Heidelberg im Zweiten Weltkrieg

Warum die Altstadt fast unbeschadet blieb — Mythos und Fakten.

Wer durch Heidelbergs Altstadt schlendert, sieht ein weitgehend intaktes historisches Stadtbild — anders als in vielen deutschen Städten. Doch warum blieb Heidelberg verschont? Die Antwort ist spannender als der bekannte Mythos.

Eine Stadt fast ohne Bombenschäden

Während nahe gelegene Industriestädte wie Mannheim und Ludwigshafen durch Luftangriffe schwer getroffen wurden, blieb Heidelbergs historischer Kern weitgehend unzerstört. Die Altstadt mit ihren barocken Fassaden überstand den Krieg fast unversehrt.

Warum blieb Heidelberg verschont?

Populär ist die Erzählung, die Stadt sei „zu schön zum Zerstören" gewesen oder bewusst für ein späteres US-Hauptquartier geschont worden. Historisch ist das jedoch umstritten. Wahrscheinlicher ist eine nüchterne Erklärung: Heidelberg besaß kaum kriegswichtige Industrie und war daher kein vorrangiges Ziel der alliierten Bomberverbände. Die Legende vom Verschonen „aus Liebe zur Schönheit" hält sich hartnäckig, lässt sich aber nicht eindeutig belegen.

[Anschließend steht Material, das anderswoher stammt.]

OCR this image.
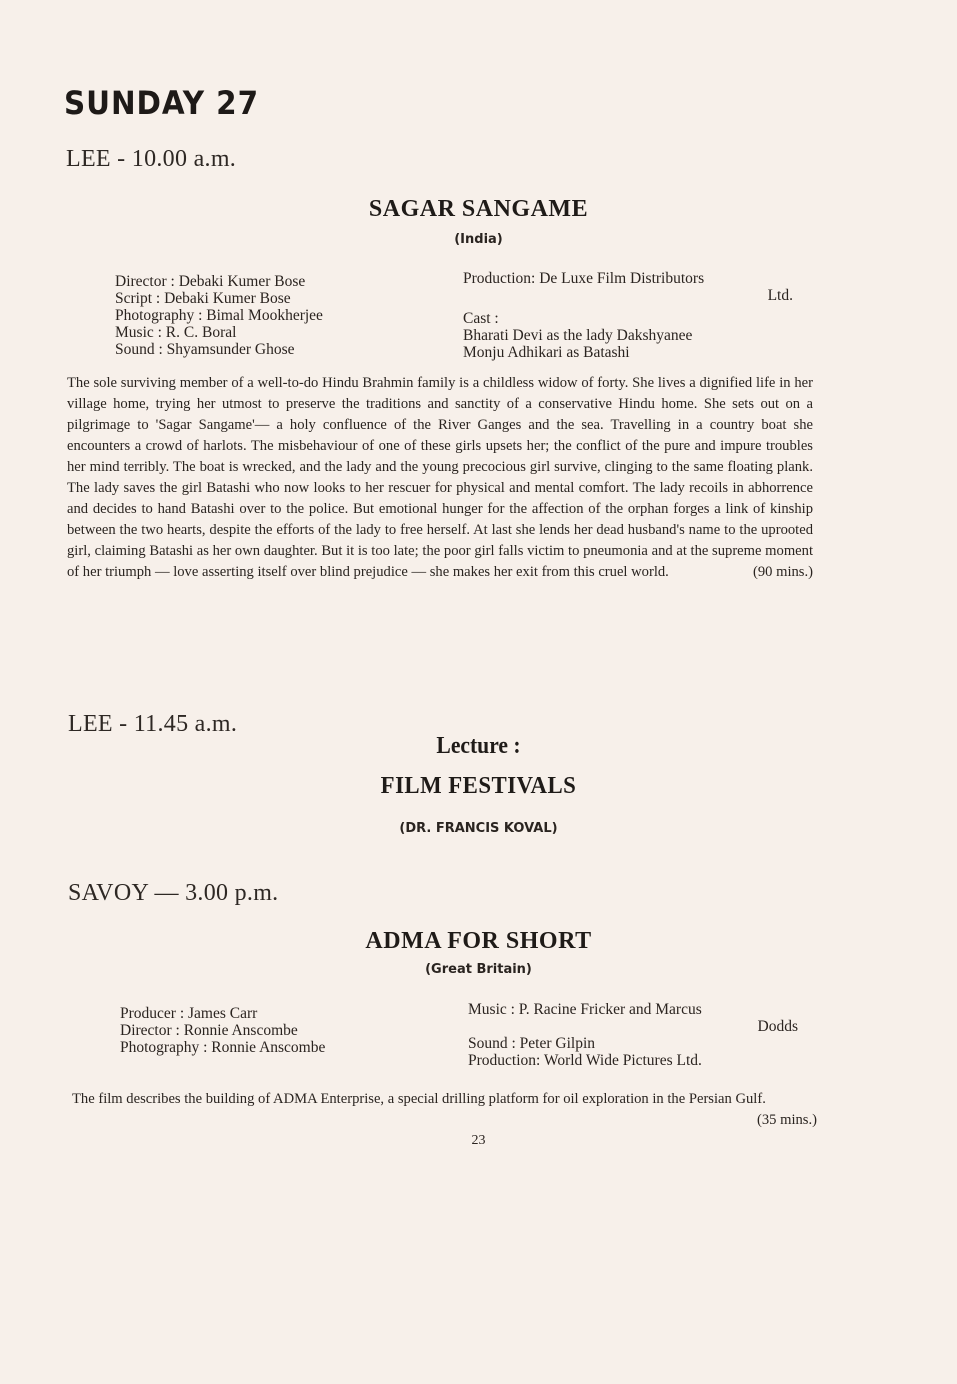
SUNDAY 27
LEE - 10.00 a.m.
SAGAR SANGAME
(India)
Director : Debaki Kumer Bose
Script : Debaki Kumer Bose
Photography : Bimal Mookherjee
Music : R. C. Boral
Sound : Shyamsunder Ghose
Production: De Luxe Film Distributors
Ltd.
Cast :
Bharati Devi as the lady Dakshyanee
Monju Adhikari as Batashi
The sole surviving member of a well-to-do Hindu Brahmin family is a childless widow of forty. She lives a dignified life in her village home, trying her utmost to preserve the traditions and sanctity of a conservative Hindu home. She sets out on a pilgrimage to 'Sagar Sangame'— a holy confluence of the River Ganges and the sea. Travelling in a country boat she encounters a crowd of harlots. The misbehaviour of one of these girls upsets her; the conflict of the pure and impure troubles her mind terribly. The boat is wrecked, and the lady and the young precocious girl survive, clinging to the same floating plank. The lady saves the girl Batashi who now looks to her rescuer for physical and mental comfort. The lady recoils in abhorrence and decides to hand Batashi over to the police. But emotional hunger for the affection of the orphan forges a link of kinship between the two hearts, despite the efforts of the lady to free herself. At last she lends her dead husband's name to the uprooted girl, claiming Batashi as her own daughter. But it is too late; the poor girl falls victim to pneumonia and at the supreme moment of her triumph — love asserting itself over blind prejudice — she makes her exit from this cruel world.	(90 mins.)
LEE - 11.45 a.m.
Lecture :
FILM FESTIVALS
(DR. FRANCIS KOVAL)
SAVOY — 3.00 p.m.
ADMA FOR SHORT
(Great Britain)
Producer : James Carr
Director : Ronnie Anscombe
Photography : Ronnie Anscombe
Music : P. Racine Fricker and Marcus
Dodds
Sound : Peter Gilpin
Production: World Wide Pictures Ltd.
The film describes the building of ADMA Enterprise, a special drilling platform for oil exploration in the Persian Gulf.
(35 mins.)
23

Die gesprengte Alte Brücke

Ganz unbeschadet blieb Heidelberg aber nicht: Kurz vor Kriegsende, im März 1945, sprengten deutsche Truppen beim Rückzug zwei Bögen der Alten Brücke, um den Vormarsch der Amerikaner zu verzögern. Die Brücke wurde nach dem Krieg — auch dank Spenden der Bürger — bis 1947 wieder aufgebaut.

Heidelberg als US-Hauptquartier

Nach 1945 wurde Heidelberg über Jahrzehnte zum bedeutenden Standort der US-Armee in Europa; das Hauptquartier in den Campbell Barracks bestand bis 2013. Diese Nachkriegsrolle hat den Mythos vom „geschonten Heidelberg" zusätzlich genährt.

Was du heute noch siehst

Gerade weil die Altstadt erhalten blieb, kannst du Heidelberg heute so erleben, wie es Generationen von Reisenden verzauberte: enge Gassen, die lange Hauptstraße, der Marktplatz — lebendige Geschichte zum Anfassen.